Levendige micro-ecosystemen Op aarde kan stof in ijs zogenaamde “cryoconite-gaten” vormen—kleine holtes in ijs die ontstaan wanneer stofdeeltjes zonlicht absorberen en zich dieper in het ijs smelten. Deze stofdeeltjes stoppen uiteindelijk met zinken, maar genereren nog steeds genoeg warmte om een smeltwaterzak om zich heen te creëren, wat een bloeiend ecosysteem van eenvoudige levensvormen ondersteunt.
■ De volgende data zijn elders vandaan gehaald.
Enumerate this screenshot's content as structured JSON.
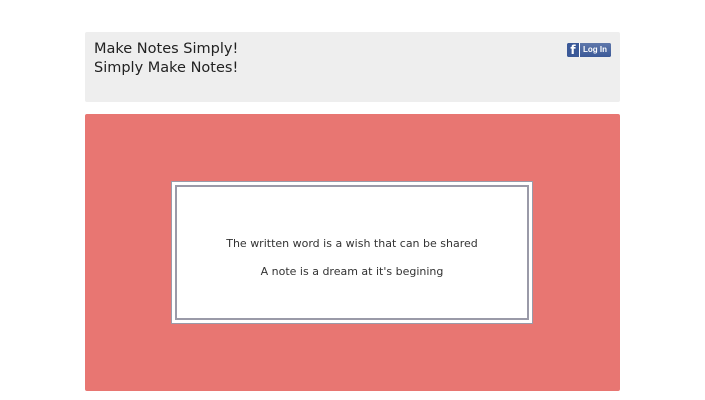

“Dit is een veelvoorkomend fenomeen op aarde,” zegt co-auteur Phil Christensen van de Arizona State University. “Dicht sneeuw- en ijslagen kunnen van binnenuit smelten, waarbij zonlicht naar binnen dringt en het opwarmt als een kas, in plaats van van bovenaf te smelten.”
Christensen heeft decennialang het ijs op Mars bestudeerd en leidt de operaties van een warmtegevoelige camera genaamd THEMIS aan boord van NASA’s 2001 Mars Odyssey-sonde. In eerder onderzoek demonstreerden Christensen en Gary Clow van de Universiteit van Colorado Boulder, via modellen, hoe vloeibaar water zou kunnen ontstaan in stoffige sneeuwlagen op Mars. Dit onderzoek vormde de basis voor de nieuwe studie, die focust op de mogelijkheid van fotosynthese op Mars.
In 2021 publiceerden Christensen en Khuller samen een onderzoek naar stoffig waterijs dat zichtbaar is in geulen op Mars. Ze stelden voor dat veel van deze geulen ontstaan door erosie veroorzaakt door smeltend ijs dat vloeibaar water vormt.
Het nieuwe onderzoek suggereert dat stoffig ijs genoeg licht doorlaat voor fotosynthese tot wel 3 meter onder het oppervlak. In dit scenario voorkomen de bovenste ijslagen dat de ondiepe smeltwaterpoelen verdampen, terwijl ze ook bescherming bieden tegen schadelijke straling. Dat is belangrijk, omdat Mars in tegenstelling tot de aarde geen beschermend magnetisch veld heeft om het te beschermen tegen zowel de zon als kosmische straling.
Volgens de onderzoekers zou het waterijs dat het meest waarschijnlijk ondergrondse poelen zou vormen, zich in de tropen van Mars bevinden, tussen de 30 en 60 graden breedtegraad, zowel op het noordelijk als zuidelijk halfrond.
Khuller hoopt binnenkort Mars’ stoffige ijs in een laboratorium te recreëren om het van dichtbij te bestuderen. Ondertussen beginnen hij en andere wetenschappers de meest waarschijnlijke locaties op Mars in kaart te brengen waar ondiep smeltwater te vinden is—mogelijk belangrijke doelwitten voor toekomstige menselijke en robotmissies.